Sharing information about your child with neighbors, acquaintances, or total strangers in your community is no different than the process of determining when, where, and how to share the same information with family. Weigh carefully the drawbacks and positives that may come from sharing this information. It is an issue of disclosure that you should discuss in advance with your child in order to be as considerate and respectful of his feelings as possible. As before, ideally, your child should be encouraged to be his own advocate as early as possible in order to decide how much or how little to tell others about his way of being, if it's even necessary at all.
Some parents find themselves exasperated and embarrassed by their child's public meltdowns. They may garner stares, raised eyebrows, whispers, or flat-out denouncements of “Why can't you control your child?” There are those who decide to forgo discretion and bluntly address gawking onlookers by revealing their child's diagnosis right there, on the spot. They may pass out “For Your Information” business-size cards that state, “My child has Asperger's Syndrome and this is what you might see,” followed by a list of meltdown behaviors or behaviors others may find quite peculiar. The mother of one young girl explained her daughter's prolonged staring at a neighbor exclusively in terms of her Asperger's Syndrome.
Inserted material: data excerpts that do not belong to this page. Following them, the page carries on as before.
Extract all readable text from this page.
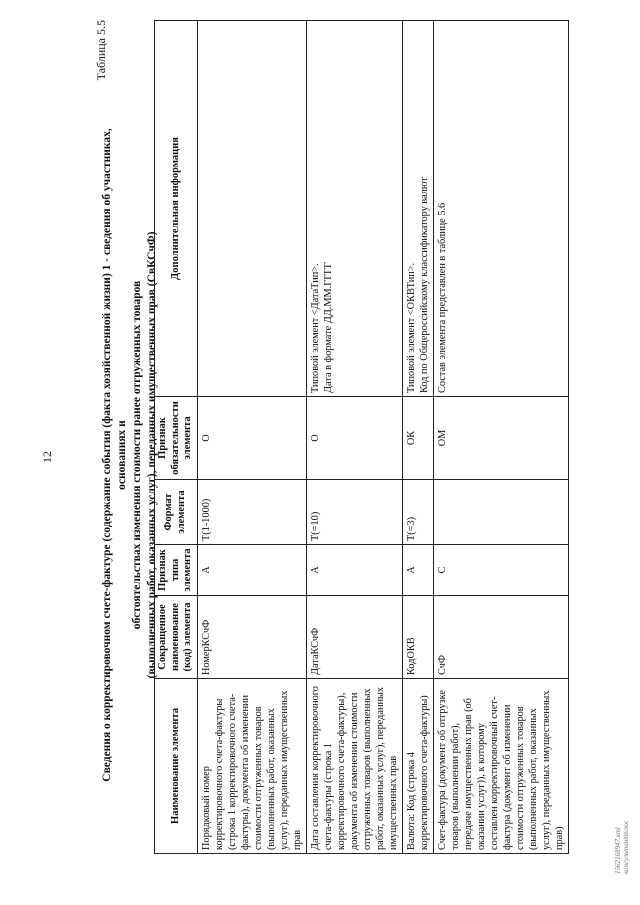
12
Таблица 5.5
Сведения о корректировочном счете-фактуре (содержание события (факта хозяйственной жизни) 1 - сведения об участниках, основаниях и обстоятельствах изменения стоимости ранее отгруженных товаров (выполненных работ, оказанных услуг), переданных имущественных прав (СвКСчФ)
Наименование элемента	Сокращенное наименование (код) элемента	Признак типа элемента	Формат элемента	Признак обязательности элемента	Дополнительная информация
Порядковый номер корректировочного счета-фактуры (строка 1 корректировочного счета-фактуры), документа об изменении стоимости отгруженных товаров (выполненных работ, оказанных услуг), переданных имущественных прав	НомерКСчФ	А	T(1-1000)	О	
Дата составления корректировочного счета-фактуры (строка 1 корректировочного счета-фактуры), документа об изменении стоимости отгруженных товаров (выполненных работ, оказанных услуг), переданных имущественных прав	ДатаКСчФ	А	T(=10)	О	Типовой элемент <ДатаТип>. Дата в формате ДД.ММ.ГГГГ

Валюта: Код (строка 4 корректировочного счета-фактуры)	КодОКВ	А	T(=3)	ОК	Типовой элемент <ОКВТип>. Код по Общероссийскому классификатору валют

Счет-фактура (документ об отгрузке товаров (выполнении работ), передаче имущественных прав (об оказании услуг)), к которому составлен корректировочный счет-фактура (документ об изменении стоимости отгруженных товаров (выполненных работ, оказанных услуг), переданных имущественных прав)	СчФ	С		ОМ	Состав элемента представлен в таблице 5.6
1562168947.xml консультантплюс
You may find yourself in the position of these parents who want to educate others and simply want a little patience and understanding in the moment. But are you best serving your child by revealing such intimate information, or are you fueling misperceptions and stereotypes — especially if you explain “This is Asperger's Syndrome” — at the height of your child's public meltdown? Aren't you, in effect, sending a message to the community that “This is what Asperger's Syndrome looks like”? You know Asperger's Syndrome encompasses many things, and your child's inability to endure certain environmental stimuli is but one sliver of who he is as a human being. Think of the impressions people take away with them after being told, “This is Asperger's Syndrome.” Would you want to be regarded in this way when you know you aren't at your best and you're coping the best way you know how?
Gradually you'll learn (through trial and error) the situations and environments not conducive to your child's sensitivities. Be careful of sharing too much personal information during public meltdowns. Contain meltdowns as quickly and concisely as possible (easier said than done, as this is what you'd wish for any of your children). Remember to ask yourself if you would be willing to offer strangers the same information about yourself.
As one mom asked, “Isn't it okay to express your anger, upset, and disappointment to your child for the way she behaved?” We're all human, and as the parent of a child with a different way of being, nerves will fray and are bound to wear thin. In these times, you would vent your frustration to any of your children. Bottom line is, parents can “lose” it from time to time, but before expressing your extreme dissatisfaction with your child's conduct, ask yourself:
Am I being fair?
Am I making this an issue about Asperger's?
Am I disclosing information publicly out of anger?
Have I been clear in giving my child concrete, visual information in advance about my expectations?
If you believe you've been fair, then remember to focus on addressing your child's behavior in the community as inappropriate to the environment, instead of making it about Asperger's Syndrome. The mom who “outed” her daughter when she stared at a neighbor too long had the best solution of all. She decided that, next time, she would simply point out that her daughter appreciated the diversity of people's faces, jewelry, and clothing. Another mom felt ashamed when her young son approached strangers to randomly discuss dinosaurs in minute detail but, instead of revealing his diagnosis, she explained her son's unconventional approach by simply saying, “He really loves dinosaurs.” Both moms were delighted with the way their positive “spin” created an opportunity for relationship building.